Contexte. L’amylose est une précipitation extracellulaire de matériel hyalin éosinophile d’origine propre avec des caractéristiques de coloration particulières et une ultrastructure fibrillaire. L’amylose maculaire est limitée à la peau, et plusieurs facteurs ont été proposés pour sa pathogenèse. La détection de l’ADN du virus Epstein-Barr (EBV) dans cette lésion suggère que ce virus peut jouer un rôle dans la pathogenèse de cette maladie. Objectif. La détection de l’ADN de l’EBV a été effectuée sur 30 échantillons de peau avec un diagnostic d’amyloïdose maculaire et 31 échantillons de peau saine dans la marge de naevus mélanocytaires enlevés en utilisant la PCR. Résultats. Chez les patients positifs pour le gène de la bêta-globine dans la PCR, le gène BLLF1 du virus EBV était positif chez 23 patients (8 patients dans le cas et 15 patients dans le groupe témoin). Il n’y avait pas de différence significative dans la présence de l’ADN EBV entre les groupes amyloïdose maculaire (3,8 %) et contrôle (23,8 %) (). Conclusion. Les résultats de cette étude ont montré que l’EBV n’est pas impliqué dans la pathogenèse de l’amyloïdose maculaire.

1. Introduction

L’amylose est le dépôt extracellulaire d’un groupe de protéines fibreuses.
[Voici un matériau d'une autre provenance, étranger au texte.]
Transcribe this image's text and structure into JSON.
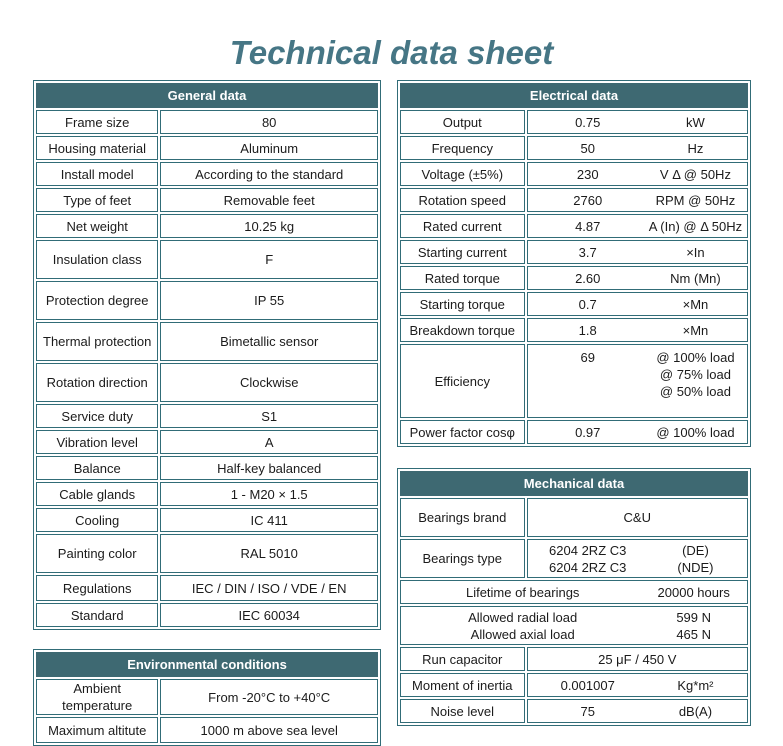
{
  "page": {
    "title": "Technical data sheet"
  },
  "colors": {
    "header_bg": "#3E6972",
    "border": "#316C77",
    "title": "#467685",
    "header_text": "#FFFFFF",
    "cell_text": "#1B1B1B"
  },
  "tables": {
    "general": {
      "title": "General data",
      "layout": "two",
      "rows": [
        {
          "label": "Frame size",
          "value": "80",
          "size": "s"
        },
        {
          "label": "Housing material",
          "value": "Aluminum",
          "size": "s"
        },
        {
          "label": "Install model",
          "value": "According to the standard",
          "size": "s"
        },
        {
          "label": "Type of feet",
          "value": "Removable feet",
          "size": "s"
        },
        {
          "label": "Net weight",
          "value": "10.25 kg",
          "size": "s"
        },
        {
          "label": "Insulation class",
          "value": "F",
          "size": "l"
        },
        {
          "label": "Protection degree",
          "value": "IP 55",
          "size": "l"
        },
        {
          "label": "Thermal protection",
          "value": "Bimetallic sensor",
          "size": "l"
        },
        {
          "label": "Rotation direction",
          "value": "Clockwise",
          "size": "l"
        },
        {
          "label": "Service duty",
          "value": "S1",
          "size": "s"
        },
        {
          "label": "Vibration level",
          "value": "A",
          "size": "s"
        },
        {
          "label": "Balance",
          "value": "Half-key balanced",
          "size": "s"
        },
        {
          "label": "Cable glands",
          "value": "1 - M20 × 1.5",
          "size": "s"
        },
        {
          "label": "Cooling",
          "value": "IC 411",
          "size": "s"
        },
        {
          "label": "Painting color",
          "value": "RAL 5010",
          "size": "l"
        },
        {
          "label": "Regulations",
          "value": "IEC / DIN / ISO / VDE / EN",
          "size": "m"
        },
        {
          "label": "Standard",
          "value": "IEC 60034",
          "size": "s"
        }
      ]
    },
    "environmental": {
      "title": "Environmental conditions",
      "layout": "two",
      "rows": [
        {
          "label": "Ambient temperature",
          "value": "From -20°C to +40°C",
          "size": "m"
        },
        {
          "label": "Maximum altitute",
          "value": "1000 m above sea level",
          "size": "m"
        }
      ]
    },
    "electrical": {
      "title": "Electrical data",
      "layout": "three",
      "rows": [
        {
          "label": "Output",
          "value": "0.75",
          "unit": "kW",
          "size": "s"
        },
        {
          "label": "Frequency",
          "value": "50",
          "unit": "Hz",
          "size": "s"
        },
        {
          "label": "Voltage (±5%)",
          "value": "230",
          "unit": "V Δ @ 50Hz",
          "size": "s"
        },
        {
          "label": "Rotation speed",
          "value": "2760",
          "unit": "RPM @ 50Hz",
          "size": "s"
        },
        {
          "label": "Rated current",
          "value": "4.87",
          "unit": "A (In) @ Δ 50Hz",
          "size": "s"
        },
        {
          "label": "Starting current",
          "value": "3.7",
          "unit": "×In",
          "size": "s"
        },
        {
          "label": "Rated torque",
          "value": "2.60",
          "unit": "Nm (Mn)",
          "size": "s"
        },
        {
          "label": "Starting torque",
          "value": "0.7",
          "unit": "×Mn",
          "size": "s"
        },
        {
          "label": "Breakdown torque",
          "value": "1.8",
          "unit": "×Mn",
          "size": "s"
        },
        {
          "label": "Efficiency",
          "value": "69",
          "unit_lines": [
            "@ 100% load",
            "@ 75% load",
            "@ 50% load"
          ],
          "size": "xl",
          "top": true
        },
        {
          "label": "Power factor cosφ",
          "value": "0.97",
          "unit": "@ 100% load",
          "size": "s"
        }
      ]
    },
    "mechanical": {
      "title": "Mechanical data",
      "layout": "three",
      "rows": [
        {
          "label": "Bearings brand",
          "merged_value": "C&U",
          "size": "l"
        },
        {
          "label": "Bearings type",
          "value_lines": [
            "6204 2RZ C3",
            "6204 2RZ C3"
          ],
          "unit_lines": [
            "(DE)",
            "(NDE)"
          ],
          "size": "l"
        },
        {
          "left_lines": [
            "Lifetime of bearings"
          ],
          "unit": "20000 hours",
          "size": "s"
        },
        {
          "left_lines": [
            "Allowed radial load",
            "Allowed axial load"
          ],
          "unit_lines": [
            "599 N",
            "465 N"
          ],
          "size": "l"
        },
        {
          "label": "Run capacitor",
          "merged_value": "25 μF / 450 V",
          "size": "s"
        },
        {
          "label": "Moment of inertia",
          "value": "0.001007",
          "unit": "Kg*m²",
          "size": "s"
        },
        {
          "label": "Noise level",
          "value": "75",
          "unit": "dB(A)",
          "size": "s"
        }
      ]
    }
  }
}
Il existe une variété d’approches pour la classification de l’amylose, mais la méthode la plus simple est la division en types systémiques et spécifiques aux organes (localisés). La peau est un tissu impliqué dans les deux types. L’amylose cutanée localisée est de deux types : (i) kératinique, qui peut être primaire ou secondaire, et (ii) nodulaire. Le type secondaire est secondaire à d’autres lésions cutanées telles que les tumeurs cutanées, les troubles inflammatoires de la peau et la photothérapie. Deux types d’amyloïdose kératosique ont été identifiés : l’amyloïdose maculaire et l’amyloïdose lichénique, cette dernière étant plus fréquente. Dans l’amylose kératosique, les dépôts de kératine provenant des kératinocytes basaux sont principalement positifs à la CK5. Le type kératosique est surtout observé en Asie du Sud-Est, en Amérique du Sud et en Chine. Il existe des formes familiales (10 %) et sporadiques, ces dernières étant plus fréquentes chez les femmes. Les sites d’atteinte les plus fréquents sont le haut du dos (zone interscapulaire) et les extrémités (tibias et bras), bien qu’ils aient également été décrits sur le visage, le tronc et les cuisses . Les lésions d’amylose maculaire apparaissent généralement sous la forme de taches hyperpigmentées aux marges indéfinies composées de macules brun grisâtre, ayant souvent un aspect réticulé ou ondulé (Figure 1). Les démangeaisons sont un symptôme fréquent avant l’apparition de l’amylose .

Figure 1
Tache hyperpigmentée composée de petites macules brunes d’aspect ondulé ou réticulé sur le bras.

La pathogénie de cette affection n’est pas entièrement élucidée, si ce n’est que la kératine déposée provient des kératinocytes . Deux mécanismes pathogéniques ont été proposés, notamment la théorie apoptotique (fibrillaire) et la théorie sécrétoire . Selon la théorie apoptotique, la dégénérescence des kératinocytes endommagés dans la couche basale est suivie de la conversion de ces corps colloïdaux par les histiocytes dermiques et les fibroblastes en amyloïde dans le derme papillaire (figure 2). Selon la théorie sécrétoire, les dépôts d’amyloïde provenant des kératinocytes basaux dégénérés se répandent dans le derme papillaire à travers la lamina densa endommagée. Plusieurs facteurs étiologiques sont impliqués dans la pathogenèse de l’amylose maculaire : facteurs raciaux, prédisposition génétique, facteurs environnementaux, sexe (féminin), hormones féminines, exposition au soleil, friction (abrasion à long terme), atopie, auto-immunité (basée sur l’association avec le lupus érythémateux systémique, la dermatomyosite, la sclérose systémique, la sarcoïdose et la néphropathie à IgA) et infection par le virus EBV. L’EBV, dont la présence a été rapportée dans l’épiderme de l’amyloïdose maculaire, est susceptible d’agir comme un facteur contribuant à la dégénérescence des kératinocytes .

Figure 2
Petits matériaux hyalins globulaires d’amyloïde dans le derme papillaire.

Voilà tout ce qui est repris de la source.